Abalo sísmico

01:56 Kamila Siqueira 0 Comments

  17/12/2016



  Suspiro.
  - Mas é que nós humanos temos um milhão de placas tectônicas dentro da gente e placas tectônicas não permanecem imóveis! - Pausa. Outro suspiro. - Quando eu digo que tô bem é porque estou mesmo. Eu tô legal. Mas, você sabe, as placas se movem milimetricamente a todo instante. Elas estão sempre se encostando ou se afastando, raspando uma na outra, desgastando-se e separando-se. E você sabe o que acontece quando placas tectônicas se movem, não sabe?
  Cinco segundos de silêncio.
  - Terremotos.
  Três segundos de silêncio.
  - Isso. Terremotos.
  Um silêncio mais longo do que aqueles que acontecem após desastres naturais.
  - Quando uma placa milimetricamente se move em minha vida, tudo desaba. Tudo. Eu não consigo segurar as minhas estruturas, não sei como sustentá-las. Não sei como me sustentar. Quando você me pergunta se estou bem e eu digo que sim, juro que estou dizendo a verdade. Mas no fundo eu também sei que a qualquer momento alguma coisa vai se mover, milimetricamente, e que tudo pode desabar em cima de mim. E eu não sei se já aprendi a lidar com essa insegurança.
  Os dedos que seguram a caneta tamborilam por três vezes, fazendo com que a ponta dela manche o papel.
  - O problema aqui é que você luta para continuar sentindo essa insegurança e não para superá-la.
  Cenho franzido.
  - Por que eu faria isso?
  O dar de ombros.
  - Porque é mais fácil. É mais seguro. Enfrentar todos esses medos e ter a certeza de que você vai ficar bem quando tudo desabar significa ter mais controle sobre a própria vida. E isso é assustador. Você já sabe como é estar no chão diante de todo o castelo de cartas desmanchado, já conhece exatamente o gosto da dor, sabe que do chão você não passa. Para você, é seguro cair. Você sabe como a queda é.

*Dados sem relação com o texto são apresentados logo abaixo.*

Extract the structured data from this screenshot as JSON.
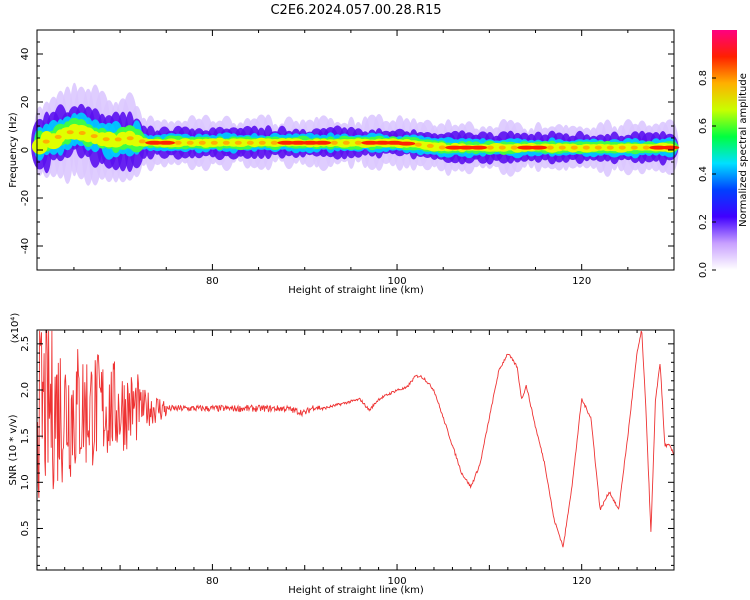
{
  "title": "C2E6.2024.057.00.28.R15",
  "chart_data": [
    {
      "type": "heatmap",
      "xlabel": "Height of straight line (km)",
      "ylabel": "Frequency (Hz)",
      "xlim": [
        61,
        130
      ],
      "ylim": [
        -50,
        50
      ],
      "x_ticks": [
        "80",
        "100",
        "120"
      ],
      "y_ticks": [
        "40",
        "20",
        "0",
        "-20",
        "-40"
      ],
      "x_tick_values": [
        80,
        100,
        120
      ],
      "y_tick_values": [
        40,
        20,
        0,
        -20,
        -40
      ],
      "colorbar": {
        "label": "Normalized spectral amplitude",
        "range": [
          0,
          1
        ],
        "ticks": [
          "0.0",
          "0.2",
          "0.4",
          "0.6",
          "0.8"
        ],
        "tick_values": [
          0.0,
          0.2,
          0.4,
          0.6,
          0.8
        ],
        "colors": [
          "#ffffff",
          "#c8a0ff",
          "#4000ff",
          "#0040ff",
          "#00e0ff",
          "#00ff40",
          "#c8ff00",
          "#ffb000",
          "#ff2000",
          "#ff0080"
        ]
      },
      "ridge": {
        "x": [
          61,
          63,
          65,
          67,
          69,
          71,
          73,
          75,
          80,
          85,
          90,
          95,
          100,
          103,
          105,
          108,
          112,
          116,
          120,
          124,
          127,
          130
        ],
        "y": [
          2,
          5,
          8,
          6,
          4,
          5,
          3,
          3,
          3,
          3,
          3,
          3,
          3,
          2,
          1,
          1,
          1,
          1,
          1,
          1,
          1,
          1
        ]
      }
    },
    {
      "type": "line",
      "xlabel": "Height of straight line (km)",
      "ylabel": "SNR (10 * v/v)",
      "y_multiplier": "(x10⁴)",
      "xlim": [
        61,
        130
      ],
      "ylim": [
        0.05,
        2.65
      ],
      "x_ticks": [
        "80",
        "100",
        "120"
      ],
      "y_ticks": [
        "2.5",
        "2.0",
        "1.5",
        "1.0",
        "0.5"
      ],
      "x_tick_values": [
        80,
        100,
        120
      ],
      "y_tick_values": [
        2.5,
        2.0,
        1.5,
        1.0,
        0.5
      ],
      "color": "#ee3333",
      "series": [
        {
          "x": [
            61,
            64,
            67,
            70,
            73,
            76,
            79,
            82,
            85,
            88,
            90,
            91,
            92,
            94,
            96,
            97,
            98,
            99,
            100,
            101,
            102,
            102.5,
            103,
            104,
            105,
            106,
            107,
            108,
            109,
            110,
            111,
            112,
            113,
            113.5,
            114,
            115,
            116,
            117,
            118,
            119,
            120,
            121,
            122,
            123,
            124,
            125,
            126,
            126.5,
            127,
            127.5,
            128,
            128.5,
            129,
            129.5,
            130
          ],
          "y": [
            1.8,
            1.8,
            1.8,
            1.8,
            1.8,
            1.8,
            1.8,
            1.8,
            1.8,
            1.8,
            1.75,
            1.82,
            1.8,
            1.85,
            1.9,
            1.78,
            1.9,
            1.95,
            2.0,
            2.02,
            2.15,
            2.15,
            2.12,
            2.0,
            1.7,
            1.4,
            1.1,
            0.95,
            1.2,
            1.7,
            2.2,
            2.4,
            2.25,
            1.9,
            2.05,
            1.6,
            1.2,
            0.6,
            0.3,
            1.0,
            1.9,
            1.7,
            0.7,
            0.9,
            0.7,
            1.5,
            2.4,
            2.65,
            1.7,
            0.45,
            1.9,
            2.3,
            1.4,
            1.4,
            1.3
          ]
        }
      ]
    }
  ]
}
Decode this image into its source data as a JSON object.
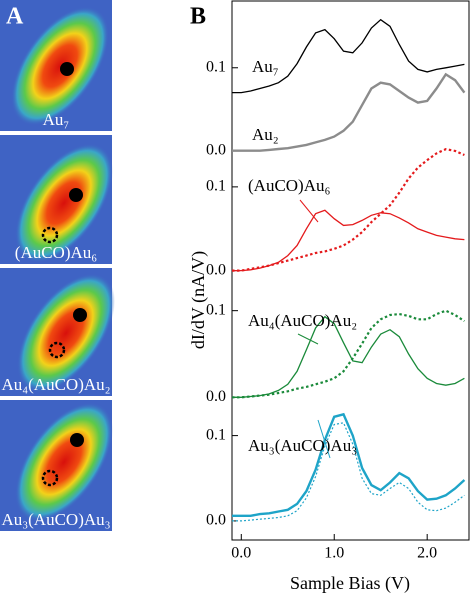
{
  "panel_labels": {
    "a": "A",
    "b": "B"
  },
  "images": [
    {
      "label": "Au₇"
    },
    {
      "label": "(AuCO)Au₆"
    },
    {
      "label": "Au₄(AuCO)Au₂"
    },
    {
      "label": "Au₃(AuCO)Au₃"
    }
  ],
  "xlabel": "Sample Bias (V)",
  "ylabel": "dI/dV (nA/V)",
  "chart_data": [
    {
      "type": "line",
      "xlim": [
        -0.1,
        2.45
      ],
      "ylim": [
        -0.01,
        0.16
      ],
      "yticks": [
        {
          "value": 0,
          "label": "0.0"
        },
        0.1
      ],
      "x": [
        -0.1,
        0,
        0.1,
        0.2,
        0.3,
        0.4,
        0.5,
        0.6,
        0.7,
        0.8,
        0.9,
        1.0,
        1.1,
        1.2,
        1.3,
        1.4,
        1.5,
        1.6,
        1.7,
        1.8,
        1.9,
        2.0,
        2.1,
        2.2,
        2.3,
        2.4
      ],
      "series": [
        {
          "name": "Au₇",
          "color": "#000000",
          "dash": false,
          "values": [
            0.07,
            0.07,
            0.072,
            0.075,
            0.078,
            0.082,
            0.09,
            0.105,
            0.125,
            0.142,
            0.146,
            0.135,
            0.12,
            0.118,
            0.13,
            0.148,
            0.158,
            0.15,
            0.128,
            0.108,
            0.098,
            0.095,
            0.098,
            0.1,
            0.102,
            0.104
          ]
        },
        {
          "name": "Au₂",
          "color": "#8c8c8c",
          "dash": false,
          "values": [
            0,
            0,
            0,
            0,
            0.001,
            0.002,
            0.003,
            0.005,
            0.007,
            0.01,
            0.013,
            0.017,
            0.024,
            0.035,
            0.055,
            0.075,
            0.082,
            0.08,
            0.072,
            0.064,
            0.058,
            0.06,
            0.075,
            0.092,
            0.085,
            0.07
          ]
        }
      ]
    },
    {
      "type": "line",
      "xlim": [
        -0.1,
        2.45
      ],
      "ylim": [
        -0.01,
        0.15
      ],
      "label": "(AuCO)Au₆",
      "yticks": [
        {
          "value": 0,
          "label": "0.0"
        },
        0.1
      ],
      "x": [
        -0.1,
        0,
        0.1,
        0.2,
        0.3,
        0.4,
        0.5,
        0.6,
        0.7,
        0.8,
        0.9,
        1.0,
        1.1,
        1.2,
        1.3,
        1.4,
        1.5,
        1.6,
        1.7,
        1.8,
        1.9,
        2.0,
        2.1,
        2.2,
        2.3,
        2.4
      ],
      "series": [
        {
          "color": "#e41a1c",
          "dash": false,
          "values": [
            0,
            0,
            0.001,
            0.003,
            0.006,
            0.01,
            0.018,
            0.03,
            0.05,
            0.068,
            0.072,
            0.062,
            0.054,
            0.055,
            0.06,
            0.066,
            0.069,
            0.068,
            0.063,
            0.057,
            0.05,
            0.046,
            0.042,
            0.04,
            0.038,
            0.037
          ]
        },
        {
          "color": "#e41a1c",
          "dash": true,
          "values": [
            0,
            0,
            0.002,
            0.004,
            0.006,
            0.009,
            0.012,
            0.015,
            0.018,
            0.021,
            0.023,
            0.026,
            0.03,
            0.037,
            0.046,
            0.058,
            0.068,
            0.078,
            0.093,
            0.11,
            0.123,
            0.132,
            0.14,
            0.145,
            0.143,
            0.138
          ]
        }
      ]
    },
    {
      "type": "line",
      "xlim": [
        -0.1,
        2.45
      ],
      "ylim": [
        -0.01,
        0.11
      ],
      "label": "Au₄(AuCO)Au₂",
      "yticks": [
        {
          "value": 0,
          "label": "0.0"
        },
        0.1
      ],
      "x": [
        -0.1,
        0,
        0.1,
        0.2,
        0.3,
        0.4,
        0.5,
        0.6,
        0.7,
        0.8,
        0.9,
        1.0,
        1.1,
        1.2,
        1.3,
        1.4,
        1.5,
        1.6,
        1.7,
        1.8,
        1.9,
        2.0,
        2.1,
        2.2,
        2.3,
        2.4
      ],
      "series": [
        {
          "color": "#1a8a3a",
          "dash": false,
          "values": [
            0,
            0,
            0.001,
            0.002,
            0.004,
            0.008,
            0.015,
            0.03,
            0.055,
            0.08,
            0.093,
            0.085,
            0.063,
            0.042,
            0.04,
            0.058,
            0.073,
            0.078,
            0.07,
            0.05,
            0.033,
            0.022,
            0.016,
            0.014,
            0.016,
            0.022
          ]
        },
        {
          "color": "#1a8a3a",
          "dash": true,
          "values": [
            0,
            0,
            0.001,
            0.002,
            0.003,
            0.005,
            0.007,
            0.01,
            0.012,
            0.015,
            0.018,
            0.022,
            0.03,
            0.045,
            0.062,
            0.08,
            0.09,
            0.095,
            0.096,
            0.094,
            0.09,
            0.09,
            0.096,
            0.1,
            0.095,
            0.088
          ]
        }
      ]
    },
    {
      "type": "line",
      "xlim": [
        -0.1,
        2.45
      ],
      "ylim": [
        -0.02,
        0.13
      ],
      "label": "Au₃(AuCO)Au₃",
      "yticks": [
        {
          "value": 0,
          "label": "0.0"
        },
        0.1
      ],
      "xticks": [
        {
          "value": 0,
          "label": "0.0"
        },
        {
          "value": 1,
          "label": "1.0"
        },
        {
          "value": 2,
          "label": "2.0"
        }
      ],
      "x": [
        -0.1,
        0,
        0.1,
        0.2,
        0.3,
        0.4,
        0.5,
        0.6,
        0.7,
        0.8,
        0.9,
        1.0,
        1.1,
        1.2,
        1.3,
        1.4,
        1.5,
        1.6,
        1.7,
        1.8,
        1.9,
        2.0,
        2.1,
        2.2,
        2.3,
        2.4
      ],
      "series": [
        {
          "color": "#1ea4c8",
          "dash": false,
          "values": [
            0.006,
            0.006,
            0.006,
            0.008,
            0.009,
            0.011,
            0.013,
            0.02,
            0.035,
            0.06,
            0.095,
            0.122,
            0.125,
            0.1,
            0.062,
            0.042,
            0.036,
            0.045,
            0.056,
            0.05,
            0.035,
            0.025,
            0.026,
            0.03,
            0.038,
            0.048
          ]
        },
        {
          "color": "#1ea4c8",
          "dash": true,
          "values": [
            0,
            0,
            0.001,
            0.002,
            0.003,
            0.004,
            0.006,
            0.012,
            0.027,
            0.052,
            0.088,
            0.113,
            0.115,
            0.09,
            0.05,
            0.032,
            0.03,
            0.038,
            0.045,
            0.038,
            0.022,
            0.013,
            0.012,
            0.015,
            0.022,
            0.03
          ]
        }
      ]
    }
  ]
}
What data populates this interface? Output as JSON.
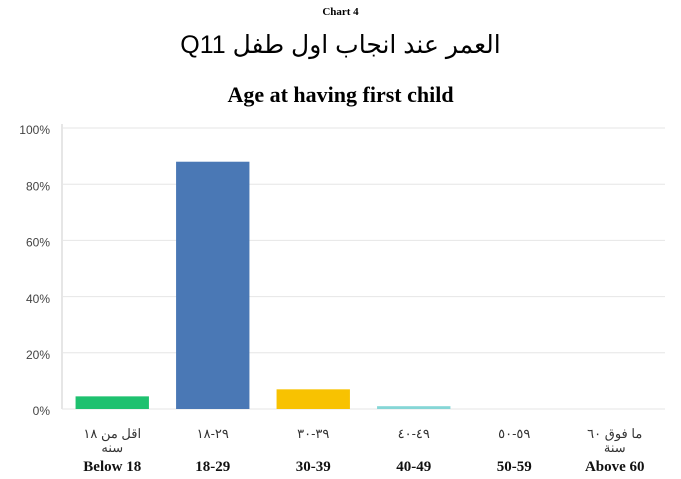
{
  "chart_data": {
    "type": "bar",
    "label": "Chart 4",
    "title": "العمر عند انجاب اول طفل Q11",
    "subtitle": "Age at having first child",
    "categories": [
      "Below 18",
      "18-29",
      "30-39",
      "40-49",
      "50-59",
      "Above 60"
    ],
    "arabic_categories": [
      "اقل من ١٨ سنه",
      "٢٩-١٨",
      "٣٩-٣٠",
      "٤٩-٤٠",
      "٥٩-٥٠",
      "ما فوق ٦٠ سنة"
    ],
    "values": [
      4.5,
      88,
      7,
      1,
      0,
      0
    ],
    "colors": [
      "#1ec16f",
      "#4a78b5",
      "#f8c201",
      "#85d6d6",
      "#9aa8d8",
      "#c9c9c9"
    ],
    "ylim": [
      0,
      100
    ],
    "yticks": [
      {
        "value": 0,
        "label": "0%"
      },
      {
        "value": 20,
        "label": "20%"
      },
      {
        "value": 40,
        "label": "40%"
      },
      {
        "value": 60,
        "label": "60%"
      },
      {
        "value": 80,
        "label": "80%"
      },
      {
        "value": 100,
        "label": "100%"
      }
    ],
    "grid": true
  }
}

Por outro lado, você não sabe como é encarar as adversidades dentro dos olhos e empinar seu nariz. Não sabe como é impor seus pensamentos e sentimentos quando alguém tenta passar por cima deles. Não sabe como é bater o pé com segurança e fazer o que é melhor para você. E não saber disso tudo traz um medo gigantesco, porque todos nós temos medo do desconhecido. Então você prefere permanecer frágil, prefere cair a todo instante, porque ao menos as consequências da queda você já conhece. - Pequena pausa. - Você sabe o que os países que sofrem com constantes terremotos fazem?
  - O quê?
  - Eles constroem edifícios mais seguros. Mais fortes. - Longa pausa- Você se lembra da história dos três porquinhos?
  - Claro que sim.
  - Você tem uma casa com quintal. E nesse quintal, você possui todo o material de construção que poderia ter. Você tem tijolos. Tem cimento. Tem areia, pedrinhas, tudo o que precisa. Mas você continua vivendo em uma casa de palha porque acha que assim é mais seguro. Porque acha que assim as coisas não vão mudar e que você vai conseguir manter todos perto de você e que se a casa cair, tudo bem, você já está acostumada com as quedas. Mas as quedas machucam. E você não precisa delas, você pode morar em uma casa de tijolos, você tem tudo em suas mãos para morar em uma casa de tijolos. Para não sofrer mais com as quedas.
  Longo, longo silêncio.
  - Construa sua casa, moça. Tome as rédeas da sua vida e não tenha medo das consequências disso. Não tenha medo das mudanças. A vida é sua, você pode fazer isso. Está tudo bem em construir sua própria casa. Está tudo bem.